Physics-Informed Neural Networks for Learning Allen-Cahn Equation Using Hard Constraint Representation

Abstract

Lithium-ion batteries have the characteristics of high energy density, good safety, and long cycle life, so they have been widely used in consumer electronics, military, pure electric vehicles, and aerospace in recent years. Learning the electrochemical mechanism equations of lithium-ion batteries is vital for improving battery performance, designing new battery materials, and optimizing battery management systems. The traditional approach models the mechanism of ion migration, diffusion, and charge transfer inside the battery. However, mechanism modeling requires a complete understanding and knowledge of the electrochemical reactions inside the battery, which is very difficult in the research of lithium-ion batteries and even the next generation of new batteries. Therefore, in this paper, the electrochemical mechanistic equations of lithium-ion batteries are learned based on the physics-informed neural network (PINN), and the internal phase separation process of the battery described by the Allen-Cahn equation is used to validate the effectiveness of the proposed method.
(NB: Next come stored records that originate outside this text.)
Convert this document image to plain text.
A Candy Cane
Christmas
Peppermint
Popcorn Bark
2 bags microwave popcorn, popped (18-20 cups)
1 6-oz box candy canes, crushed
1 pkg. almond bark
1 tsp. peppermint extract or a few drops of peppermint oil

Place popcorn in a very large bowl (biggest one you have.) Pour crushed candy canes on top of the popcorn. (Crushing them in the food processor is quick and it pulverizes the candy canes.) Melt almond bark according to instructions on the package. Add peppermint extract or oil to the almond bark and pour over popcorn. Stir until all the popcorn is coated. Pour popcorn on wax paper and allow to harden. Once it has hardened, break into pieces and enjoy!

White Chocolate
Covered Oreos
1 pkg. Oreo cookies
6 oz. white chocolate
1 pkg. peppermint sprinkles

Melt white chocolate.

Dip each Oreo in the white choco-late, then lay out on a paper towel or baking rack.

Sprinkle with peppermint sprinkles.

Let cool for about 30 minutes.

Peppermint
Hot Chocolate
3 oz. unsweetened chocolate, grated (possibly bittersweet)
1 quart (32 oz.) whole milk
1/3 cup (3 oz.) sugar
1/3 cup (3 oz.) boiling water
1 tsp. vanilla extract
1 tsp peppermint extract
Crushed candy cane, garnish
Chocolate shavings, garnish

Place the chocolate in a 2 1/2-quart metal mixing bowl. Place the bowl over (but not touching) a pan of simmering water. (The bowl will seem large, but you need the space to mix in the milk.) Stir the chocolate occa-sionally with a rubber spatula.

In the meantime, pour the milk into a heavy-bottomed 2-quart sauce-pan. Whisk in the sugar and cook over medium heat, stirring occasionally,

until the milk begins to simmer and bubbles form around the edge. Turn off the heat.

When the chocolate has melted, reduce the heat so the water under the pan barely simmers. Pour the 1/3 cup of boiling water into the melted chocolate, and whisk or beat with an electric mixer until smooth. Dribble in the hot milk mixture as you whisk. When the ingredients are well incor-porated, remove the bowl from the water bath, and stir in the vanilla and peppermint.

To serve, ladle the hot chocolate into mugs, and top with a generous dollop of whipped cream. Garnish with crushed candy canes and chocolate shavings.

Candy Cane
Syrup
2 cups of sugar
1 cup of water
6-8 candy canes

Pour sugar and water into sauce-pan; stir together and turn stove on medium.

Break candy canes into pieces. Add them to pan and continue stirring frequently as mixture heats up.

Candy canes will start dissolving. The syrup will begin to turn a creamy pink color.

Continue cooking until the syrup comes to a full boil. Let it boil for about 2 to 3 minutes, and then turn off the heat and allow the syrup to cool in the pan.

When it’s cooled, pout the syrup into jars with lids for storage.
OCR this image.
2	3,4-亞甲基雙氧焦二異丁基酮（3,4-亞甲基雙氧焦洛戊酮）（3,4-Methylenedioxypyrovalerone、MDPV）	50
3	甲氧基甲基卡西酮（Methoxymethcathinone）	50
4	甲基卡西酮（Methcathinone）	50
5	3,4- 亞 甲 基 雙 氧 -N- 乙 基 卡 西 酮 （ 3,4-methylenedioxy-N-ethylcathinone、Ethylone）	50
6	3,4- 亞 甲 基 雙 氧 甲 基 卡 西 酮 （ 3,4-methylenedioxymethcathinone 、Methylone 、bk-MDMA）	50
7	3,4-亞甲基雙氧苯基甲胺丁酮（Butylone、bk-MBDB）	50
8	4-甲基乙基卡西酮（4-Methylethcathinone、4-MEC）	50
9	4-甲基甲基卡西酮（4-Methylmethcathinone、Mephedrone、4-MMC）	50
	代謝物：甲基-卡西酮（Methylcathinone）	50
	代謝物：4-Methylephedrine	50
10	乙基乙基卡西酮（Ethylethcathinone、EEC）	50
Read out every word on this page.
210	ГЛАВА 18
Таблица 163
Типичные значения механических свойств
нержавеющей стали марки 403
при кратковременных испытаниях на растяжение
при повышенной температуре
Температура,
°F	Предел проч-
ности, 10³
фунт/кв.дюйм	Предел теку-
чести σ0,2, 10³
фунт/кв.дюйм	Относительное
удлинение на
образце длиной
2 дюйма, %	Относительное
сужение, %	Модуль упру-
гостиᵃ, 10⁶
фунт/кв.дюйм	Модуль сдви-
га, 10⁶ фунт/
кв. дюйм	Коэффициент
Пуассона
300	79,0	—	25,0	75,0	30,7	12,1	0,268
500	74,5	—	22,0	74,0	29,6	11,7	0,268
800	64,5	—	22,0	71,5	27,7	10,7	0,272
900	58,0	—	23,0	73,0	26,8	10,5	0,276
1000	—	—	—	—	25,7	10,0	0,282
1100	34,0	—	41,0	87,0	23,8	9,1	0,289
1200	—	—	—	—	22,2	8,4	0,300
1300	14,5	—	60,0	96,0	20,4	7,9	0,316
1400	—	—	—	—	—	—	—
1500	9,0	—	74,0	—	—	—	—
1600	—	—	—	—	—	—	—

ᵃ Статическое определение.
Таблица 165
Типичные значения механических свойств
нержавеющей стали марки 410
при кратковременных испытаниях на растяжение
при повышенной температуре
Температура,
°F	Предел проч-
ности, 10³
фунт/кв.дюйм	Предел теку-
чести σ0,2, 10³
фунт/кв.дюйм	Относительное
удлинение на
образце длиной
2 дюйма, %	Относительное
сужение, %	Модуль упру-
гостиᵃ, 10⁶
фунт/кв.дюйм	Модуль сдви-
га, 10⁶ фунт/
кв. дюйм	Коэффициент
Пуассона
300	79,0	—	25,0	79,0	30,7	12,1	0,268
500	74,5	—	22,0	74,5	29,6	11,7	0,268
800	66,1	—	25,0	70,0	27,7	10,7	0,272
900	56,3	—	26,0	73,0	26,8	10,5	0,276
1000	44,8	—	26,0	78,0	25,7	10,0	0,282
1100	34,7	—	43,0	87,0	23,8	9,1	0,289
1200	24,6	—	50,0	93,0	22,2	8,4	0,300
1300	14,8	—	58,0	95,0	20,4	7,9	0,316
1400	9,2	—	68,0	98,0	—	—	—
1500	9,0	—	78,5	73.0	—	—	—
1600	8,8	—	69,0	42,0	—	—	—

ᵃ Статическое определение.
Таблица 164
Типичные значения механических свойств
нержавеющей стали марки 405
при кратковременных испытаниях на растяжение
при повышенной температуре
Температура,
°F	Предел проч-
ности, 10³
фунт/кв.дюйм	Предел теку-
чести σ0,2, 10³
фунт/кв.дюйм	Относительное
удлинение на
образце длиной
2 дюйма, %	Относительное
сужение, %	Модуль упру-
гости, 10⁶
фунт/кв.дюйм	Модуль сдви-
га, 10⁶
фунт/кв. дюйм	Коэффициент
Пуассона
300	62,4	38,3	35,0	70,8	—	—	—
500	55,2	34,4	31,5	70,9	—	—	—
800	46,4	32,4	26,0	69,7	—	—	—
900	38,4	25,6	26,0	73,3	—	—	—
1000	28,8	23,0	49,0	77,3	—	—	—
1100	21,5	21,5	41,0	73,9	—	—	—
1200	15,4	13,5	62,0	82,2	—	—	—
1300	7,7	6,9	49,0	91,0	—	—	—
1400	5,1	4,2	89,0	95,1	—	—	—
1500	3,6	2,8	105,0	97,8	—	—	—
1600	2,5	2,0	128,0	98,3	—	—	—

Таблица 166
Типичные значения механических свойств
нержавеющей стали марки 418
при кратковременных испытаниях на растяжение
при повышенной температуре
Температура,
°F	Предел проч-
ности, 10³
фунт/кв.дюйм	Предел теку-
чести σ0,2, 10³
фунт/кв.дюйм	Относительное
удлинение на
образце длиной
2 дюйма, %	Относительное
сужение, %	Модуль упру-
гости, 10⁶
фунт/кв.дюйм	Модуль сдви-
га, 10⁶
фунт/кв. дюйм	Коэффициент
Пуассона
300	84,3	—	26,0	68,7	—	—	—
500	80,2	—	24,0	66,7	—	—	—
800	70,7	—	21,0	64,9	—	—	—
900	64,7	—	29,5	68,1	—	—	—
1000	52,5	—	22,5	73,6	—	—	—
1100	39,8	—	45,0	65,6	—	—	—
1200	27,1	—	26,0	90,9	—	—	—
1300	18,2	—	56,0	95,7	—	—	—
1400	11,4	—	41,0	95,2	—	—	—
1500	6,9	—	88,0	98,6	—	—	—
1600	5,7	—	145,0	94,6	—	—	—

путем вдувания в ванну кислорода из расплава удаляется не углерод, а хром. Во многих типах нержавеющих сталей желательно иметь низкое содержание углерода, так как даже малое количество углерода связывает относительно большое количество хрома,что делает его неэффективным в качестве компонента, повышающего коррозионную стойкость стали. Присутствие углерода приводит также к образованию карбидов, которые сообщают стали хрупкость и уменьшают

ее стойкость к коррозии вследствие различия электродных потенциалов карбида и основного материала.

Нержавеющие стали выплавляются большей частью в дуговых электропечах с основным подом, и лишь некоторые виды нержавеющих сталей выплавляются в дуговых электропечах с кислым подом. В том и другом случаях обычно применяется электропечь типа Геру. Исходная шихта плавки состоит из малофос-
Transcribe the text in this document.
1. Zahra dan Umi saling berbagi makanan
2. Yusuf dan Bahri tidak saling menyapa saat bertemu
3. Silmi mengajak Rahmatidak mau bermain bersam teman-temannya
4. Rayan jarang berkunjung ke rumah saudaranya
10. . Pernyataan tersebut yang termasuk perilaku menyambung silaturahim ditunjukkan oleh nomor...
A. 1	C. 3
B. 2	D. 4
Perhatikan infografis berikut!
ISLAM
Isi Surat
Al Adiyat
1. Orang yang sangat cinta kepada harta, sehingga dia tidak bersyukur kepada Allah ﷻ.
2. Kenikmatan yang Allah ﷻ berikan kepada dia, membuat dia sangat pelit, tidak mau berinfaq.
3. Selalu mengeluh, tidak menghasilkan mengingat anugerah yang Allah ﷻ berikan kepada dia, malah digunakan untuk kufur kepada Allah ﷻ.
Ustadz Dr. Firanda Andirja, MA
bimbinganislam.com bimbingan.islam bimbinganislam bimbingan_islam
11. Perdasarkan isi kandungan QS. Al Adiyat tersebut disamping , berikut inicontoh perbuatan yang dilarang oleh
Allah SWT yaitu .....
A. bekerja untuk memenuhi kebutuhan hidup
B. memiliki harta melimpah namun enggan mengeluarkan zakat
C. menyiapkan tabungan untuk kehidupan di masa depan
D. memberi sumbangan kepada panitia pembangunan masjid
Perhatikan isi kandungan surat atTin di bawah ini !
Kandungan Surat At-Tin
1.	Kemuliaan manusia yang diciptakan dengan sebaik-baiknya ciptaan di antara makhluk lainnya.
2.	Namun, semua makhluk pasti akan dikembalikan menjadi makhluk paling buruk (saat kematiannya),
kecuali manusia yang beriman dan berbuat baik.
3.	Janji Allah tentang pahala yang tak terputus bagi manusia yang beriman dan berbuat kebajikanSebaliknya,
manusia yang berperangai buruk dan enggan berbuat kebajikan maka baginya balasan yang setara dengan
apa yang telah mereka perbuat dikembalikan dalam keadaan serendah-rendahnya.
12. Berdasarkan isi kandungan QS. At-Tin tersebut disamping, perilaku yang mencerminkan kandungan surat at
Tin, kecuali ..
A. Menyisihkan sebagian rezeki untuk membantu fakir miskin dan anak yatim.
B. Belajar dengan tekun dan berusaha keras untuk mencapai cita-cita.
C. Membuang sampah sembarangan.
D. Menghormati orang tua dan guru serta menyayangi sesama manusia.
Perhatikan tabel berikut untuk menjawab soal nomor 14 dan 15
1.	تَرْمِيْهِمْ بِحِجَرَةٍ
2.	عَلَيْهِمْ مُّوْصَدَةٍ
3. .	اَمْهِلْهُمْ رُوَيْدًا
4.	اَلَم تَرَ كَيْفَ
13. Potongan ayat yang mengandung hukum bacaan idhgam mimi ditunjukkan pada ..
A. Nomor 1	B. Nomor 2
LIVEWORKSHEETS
PINN is a neural network embedded with a physical prior. It restricts the output of the neural network to satisfy the partial differential equations (PDEs) derived from the physical laws by regularizing the loss function. Specifically, this paper uses PINN to perform data-driven learning of 1D and 2D Allen-Cahn equations. It proposes a PINN based on hard constraints to represent the initial conditions (ICs) and boundary conditions (BCs). The Allen-Cahn equation learning results show the proposed approach possesses superior performance over the PINN with soft constraint representation. In addition, we further investigate the effect of the number of sampling points and the performance of different ICs and BCs.